Н. М. Карамзиным в «Истории государства Российского» была поставлена проблема художественного воплощения истории страны. «Художественность изложения как непременный закон исторического повествования была сознательно прокламирована историком, считавшим, что “видеть действия и действующих”, стремиться к тому, чтобы исторические лица жили в памяти “не одним сухим именем, но с некоторою нравственною физиогномиею” – это значит знать и чувствовать историю…»[26]. А. С. Пушкин увидел в «Истории…» Карамзина реализованную возможность повествования, при котором субъективные убеждения и пристрастия автора (его «любимые парадоксы»[27]) не исключает иных суждений, необходимо вытекающих из «верного (то есть полного, не урезанного и не искаженного в пользу собственной концепции) рассказа событий»[28]. Не случайно, поэтому, что главный недостаток первых томов «Истории русского народа» Н. А. Полевого Пушкин усмотрел в тенденциозности, в легкомысленном и мелочном желание поминутно противоречить Карамзину, в «излишней самонадеянности»[29]: «Уважение к именам, освященным славою <… > первый признак ума просвещенного. Позорить их дозволяется токмо ветреному невежеству…»[30]. Пушкин замечает, что в своем труде Полевой руководствовался соображениями французских историков: «Г-н Полевой сильно почувствовал достоинства Баранта и Тьерри и принял их образ мнений с неограниченным энтузиазмом молодого неофита»[31]. Однако эти достоинства требовали критического взгляда: они явились на почве осмысления фактов чужой истории, а вместе с тем и на почве всеобщего увлечения романами Вальтера Скотта с их поэтическими вымыслами и той вольностью обращения с материалом, которая недопустима в исторической науке: «Действие В. Скотта ощутительно во всех отраслях современной ему словесности. Новая школа французских историков образовалась под влиянием шотландского романиста»[32]. Своевольная трактовка исторических лиц и событий, «насильственное направление повествования в какой-нибудь известной цели»[33] в виде собственной или заимствованной любимой идеи сообщают истории характер романа, тогда как самый роман на современном этапе развития литературы (точно так же, как любая другая форма эпоса или драмы) должен иметь, по мысли Пушкина, все достоинства реальной истории – правдивого, беспристрастного рассказа о прошлом и настоящем.
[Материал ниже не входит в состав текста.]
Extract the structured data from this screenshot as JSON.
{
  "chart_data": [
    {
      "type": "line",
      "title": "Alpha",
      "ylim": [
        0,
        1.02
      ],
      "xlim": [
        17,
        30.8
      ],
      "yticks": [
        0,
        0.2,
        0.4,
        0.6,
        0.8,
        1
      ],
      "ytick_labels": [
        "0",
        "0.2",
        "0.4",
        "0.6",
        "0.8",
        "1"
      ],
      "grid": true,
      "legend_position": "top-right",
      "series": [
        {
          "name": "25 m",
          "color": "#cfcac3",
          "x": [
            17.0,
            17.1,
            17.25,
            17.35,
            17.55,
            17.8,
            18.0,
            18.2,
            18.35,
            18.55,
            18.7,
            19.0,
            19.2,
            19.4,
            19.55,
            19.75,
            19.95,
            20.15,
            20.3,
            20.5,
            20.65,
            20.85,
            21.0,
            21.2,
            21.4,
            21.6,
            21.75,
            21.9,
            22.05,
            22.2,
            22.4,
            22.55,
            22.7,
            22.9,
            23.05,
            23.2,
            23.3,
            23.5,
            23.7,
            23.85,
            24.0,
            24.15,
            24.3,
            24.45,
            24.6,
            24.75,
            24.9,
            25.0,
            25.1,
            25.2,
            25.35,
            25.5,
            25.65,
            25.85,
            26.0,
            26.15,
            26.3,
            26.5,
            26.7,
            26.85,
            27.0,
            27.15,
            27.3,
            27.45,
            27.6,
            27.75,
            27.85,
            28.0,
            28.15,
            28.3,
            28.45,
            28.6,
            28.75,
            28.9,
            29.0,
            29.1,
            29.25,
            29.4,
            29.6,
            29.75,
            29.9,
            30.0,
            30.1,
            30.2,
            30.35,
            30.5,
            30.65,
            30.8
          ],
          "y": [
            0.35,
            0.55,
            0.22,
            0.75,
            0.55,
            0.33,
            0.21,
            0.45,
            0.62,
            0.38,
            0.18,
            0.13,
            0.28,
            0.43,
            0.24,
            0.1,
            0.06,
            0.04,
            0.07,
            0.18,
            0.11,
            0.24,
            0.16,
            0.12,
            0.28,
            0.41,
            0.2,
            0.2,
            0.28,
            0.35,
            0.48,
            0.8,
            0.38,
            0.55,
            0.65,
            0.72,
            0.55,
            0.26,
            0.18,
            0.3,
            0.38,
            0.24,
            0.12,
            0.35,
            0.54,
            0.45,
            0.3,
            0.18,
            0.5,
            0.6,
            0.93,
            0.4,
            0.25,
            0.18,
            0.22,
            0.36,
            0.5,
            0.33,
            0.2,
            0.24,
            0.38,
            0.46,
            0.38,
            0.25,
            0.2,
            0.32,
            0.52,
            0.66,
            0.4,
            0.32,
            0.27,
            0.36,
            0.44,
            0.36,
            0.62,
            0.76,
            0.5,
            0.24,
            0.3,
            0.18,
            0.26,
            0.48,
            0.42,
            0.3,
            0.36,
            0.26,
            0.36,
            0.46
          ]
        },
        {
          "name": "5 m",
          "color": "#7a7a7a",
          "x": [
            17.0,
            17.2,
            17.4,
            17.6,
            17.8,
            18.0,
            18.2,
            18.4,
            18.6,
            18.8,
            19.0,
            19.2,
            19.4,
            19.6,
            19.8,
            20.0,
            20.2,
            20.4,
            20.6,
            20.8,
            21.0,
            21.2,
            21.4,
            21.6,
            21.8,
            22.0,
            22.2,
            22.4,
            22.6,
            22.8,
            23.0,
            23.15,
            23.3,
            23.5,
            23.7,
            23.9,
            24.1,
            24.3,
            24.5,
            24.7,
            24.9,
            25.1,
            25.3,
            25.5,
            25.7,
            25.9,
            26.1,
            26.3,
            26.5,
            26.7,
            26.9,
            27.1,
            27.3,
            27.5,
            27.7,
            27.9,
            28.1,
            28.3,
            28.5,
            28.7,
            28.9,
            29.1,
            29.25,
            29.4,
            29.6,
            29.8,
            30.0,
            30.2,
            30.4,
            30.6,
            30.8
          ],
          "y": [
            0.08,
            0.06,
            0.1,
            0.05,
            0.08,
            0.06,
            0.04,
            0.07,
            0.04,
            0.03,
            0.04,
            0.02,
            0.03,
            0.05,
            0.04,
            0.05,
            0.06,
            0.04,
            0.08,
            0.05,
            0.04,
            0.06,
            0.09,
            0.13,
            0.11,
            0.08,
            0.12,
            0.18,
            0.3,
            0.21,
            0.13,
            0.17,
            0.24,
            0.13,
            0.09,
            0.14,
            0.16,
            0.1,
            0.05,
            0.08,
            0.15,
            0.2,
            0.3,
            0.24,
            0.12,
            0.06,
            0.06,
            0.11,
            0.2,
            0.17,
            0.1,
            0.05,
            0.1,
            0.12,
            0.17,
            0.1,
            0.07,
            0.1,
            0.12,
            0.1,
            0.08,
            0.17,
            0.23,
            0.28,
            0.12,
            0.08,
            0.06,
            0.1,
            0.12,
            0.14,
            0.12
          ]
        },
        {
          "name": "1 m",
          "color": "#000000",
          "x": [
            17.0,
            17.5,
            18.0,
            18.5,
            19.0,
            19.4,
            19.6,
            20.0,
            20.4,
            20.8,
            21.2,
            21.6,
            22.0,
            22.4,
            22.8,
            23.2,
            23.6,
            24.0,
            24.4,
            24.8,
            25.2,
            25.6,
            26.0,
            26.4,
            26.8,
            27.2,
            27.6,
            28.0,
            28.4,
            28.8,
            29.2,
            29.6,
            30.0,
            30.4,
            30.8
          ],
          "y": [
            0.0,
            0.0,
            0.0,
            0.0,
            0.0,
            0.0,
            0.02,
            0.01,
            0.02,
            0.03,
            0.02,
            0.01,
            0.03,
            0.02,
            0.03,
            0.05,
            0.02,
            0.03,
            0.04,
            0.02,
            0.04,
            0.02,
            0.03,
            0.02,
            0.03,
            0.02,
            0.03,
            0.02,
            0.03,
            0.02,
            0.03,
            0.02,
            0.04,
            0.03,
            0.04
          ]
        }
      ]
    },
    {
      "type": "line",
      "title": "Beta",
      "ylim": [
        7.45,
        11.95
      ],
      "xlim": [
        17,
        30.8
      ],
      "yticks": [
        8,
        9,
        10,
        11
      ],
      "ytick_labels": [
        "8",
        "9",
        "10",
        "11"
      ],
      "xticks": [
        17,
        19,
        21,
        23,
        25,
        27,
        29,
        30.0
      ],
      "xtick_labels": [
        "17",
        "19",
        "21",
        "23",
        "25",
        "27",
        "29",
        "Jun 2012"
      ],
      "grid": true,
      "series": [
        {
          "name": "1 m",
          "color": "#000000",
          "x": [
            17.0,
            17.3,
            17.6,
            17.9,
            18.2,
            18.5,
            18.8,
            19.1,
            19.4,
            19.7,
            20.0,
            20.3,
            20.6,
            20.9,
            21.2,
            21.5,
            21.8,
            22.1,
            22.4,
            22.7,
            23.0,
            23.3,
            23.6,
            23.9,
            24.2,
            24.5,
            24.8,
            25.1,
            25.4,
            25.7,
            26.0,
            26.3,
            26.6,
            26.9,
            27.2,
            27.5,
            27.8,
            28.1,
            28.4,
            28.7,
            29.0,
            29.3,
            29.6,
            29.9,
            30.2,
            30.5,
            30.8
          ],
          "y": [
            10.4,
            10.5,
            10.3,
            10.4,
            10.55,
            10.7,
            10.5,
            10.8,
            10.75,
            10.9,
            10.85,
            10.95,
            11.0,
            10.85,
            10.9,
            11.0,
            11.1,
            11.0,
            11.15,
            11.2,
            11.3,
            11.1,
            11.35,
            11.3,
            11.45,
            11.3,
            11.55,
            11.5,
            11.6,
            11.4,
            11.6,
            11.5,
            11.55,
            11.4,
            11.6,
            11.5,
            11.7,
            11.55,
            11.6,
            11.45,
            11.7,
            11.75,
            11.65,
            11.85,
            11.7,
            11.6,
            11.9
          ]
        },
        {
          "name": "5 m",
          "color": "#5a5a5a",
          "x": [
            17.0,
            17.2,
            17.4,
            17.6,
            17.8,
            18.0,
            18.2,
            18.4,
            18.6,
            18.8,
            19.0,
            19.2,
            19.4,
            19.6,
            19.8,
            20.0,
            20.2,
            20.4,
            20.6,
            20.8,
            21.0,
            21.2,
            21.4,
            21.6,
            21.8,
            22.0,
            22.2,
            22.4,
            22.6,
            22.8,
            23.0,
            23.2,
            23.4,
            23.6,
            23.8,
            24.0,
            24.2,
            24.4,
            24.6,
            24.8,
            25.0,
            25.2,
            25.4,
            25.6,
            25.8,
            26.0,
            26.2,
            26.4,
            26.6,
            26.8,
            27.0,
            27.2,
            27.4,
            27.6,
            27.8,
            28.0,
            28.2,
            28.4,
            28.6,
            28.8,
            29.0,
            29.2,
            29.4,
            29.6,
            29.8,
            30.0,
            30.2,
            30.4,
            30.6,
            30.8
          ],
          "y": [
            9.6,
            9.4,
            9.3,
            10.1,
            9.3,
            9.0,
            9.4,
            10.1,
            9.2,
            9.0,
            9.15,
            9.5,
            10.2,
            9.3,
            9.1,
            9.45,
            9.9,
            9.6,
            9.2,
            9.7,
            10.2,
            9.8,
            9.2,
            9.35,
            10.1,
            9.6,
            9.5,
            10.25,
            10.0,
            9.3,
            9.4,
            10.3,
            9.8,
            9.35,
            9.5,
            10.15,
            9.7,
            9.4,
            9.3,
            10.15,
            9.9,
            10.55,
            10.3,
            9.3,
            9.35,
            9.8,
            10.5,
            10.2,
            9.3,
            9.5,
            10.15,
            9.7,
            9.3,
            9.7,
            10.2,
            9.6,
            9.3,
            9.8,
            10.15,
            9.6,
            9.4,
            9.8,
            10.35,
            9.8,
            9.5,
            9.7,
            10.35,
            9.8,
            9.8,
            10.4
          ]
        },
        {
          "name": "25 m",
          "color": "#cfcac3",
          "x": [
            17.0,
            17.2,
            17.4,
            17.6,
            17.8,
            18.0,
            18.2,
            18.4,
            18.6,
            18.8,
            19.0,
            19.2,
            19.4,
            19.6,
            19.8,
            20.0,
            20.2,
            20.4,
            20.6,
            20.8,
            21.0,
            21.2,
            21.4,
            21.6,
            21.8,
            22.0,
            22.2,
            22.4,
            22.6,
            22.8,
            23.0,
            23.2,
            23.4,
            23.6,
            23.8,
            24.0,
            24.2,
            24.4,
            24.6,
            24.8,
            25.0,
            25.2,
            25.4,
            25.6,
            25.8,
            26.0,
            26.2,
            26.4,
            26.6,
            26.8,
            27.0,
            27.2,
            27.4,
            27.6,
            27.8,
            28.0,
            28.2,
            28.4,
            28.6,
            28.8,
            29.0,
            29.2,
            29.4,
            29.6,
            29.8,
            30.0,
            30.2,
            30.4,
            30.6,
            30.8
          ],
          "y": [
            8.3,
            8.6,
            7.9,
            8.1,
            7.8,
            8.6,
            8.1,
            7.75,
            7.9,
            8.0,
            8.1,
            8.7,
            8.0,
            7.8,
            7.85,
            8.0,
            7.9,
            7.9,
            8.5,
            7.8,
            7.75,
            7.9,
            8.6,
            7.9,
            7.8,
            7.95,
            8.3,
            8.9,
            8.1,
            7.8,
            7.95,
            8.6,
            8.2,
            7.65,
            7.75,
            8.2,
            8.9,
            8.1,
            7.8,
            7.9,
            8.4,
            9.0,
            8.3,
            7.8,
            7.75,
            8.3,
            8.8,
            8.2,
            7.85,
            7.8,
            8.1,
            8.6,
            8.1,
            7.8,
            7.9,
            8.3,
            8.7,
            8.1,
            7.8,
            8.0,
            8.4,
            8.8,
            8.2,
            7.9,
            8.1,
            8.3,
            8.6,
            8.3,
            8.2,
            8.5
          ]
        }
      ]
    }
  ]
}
Что же нужно драматическому писателю? Таким вопросом задавался Пушкин, разбирая драму М. П. Погодина «Марфа Посадница»[34]. На что сам и отвечал: философия, беспристрастие, государственные мысли историка, догадливость, живость воображения, никакого предрассудка любимой мысли и свобода. То же самое необходимо и прозаику, и поэту. Говоря о свободе, Пушкин имел в виду свободу от любимых мыслей и симпатий, но эта свобода предполагала полную зависимость от исторической правды. «Драматический поэт, беспристрастный, как судьба, – писал Пушкин в том же разборе драмы Погодина, – должен был изобразить столь же искренно<… >. Не он, не его политический образ мнений, не его тайное или явное пристрастие должно было говорить в трагедии, но люди минувших дней, их умы и предрассудки. Не его дело оправдывать или обвинять, подсказывать речи. Его дело воскресить минувший век во всей его истине»[35]. Именно потому, что эта истина ни в прошлом, ни в настоящем в точности неизвестна, она и «требует добросовестного исследования». Пушкин не отрицал ни субъективной, нравственной оценки, ни пристрастий личных чувств и убеждений, а стремился заострить мысль, чтобы подчеркнуть главное: важнее, чем пристрастия, важнее, чем добродетель и порок, была историческая правда. Писателю, так же, как и историку, нужно вглядываться в факты, правильно их сопоставлять, отыскивая внутреннюю связь, отделяя главное от второстепенного, и делать лишь те выводы, которые подсказывает логика исторических ситуаций, их видоизменений, их взаимной обусловленности.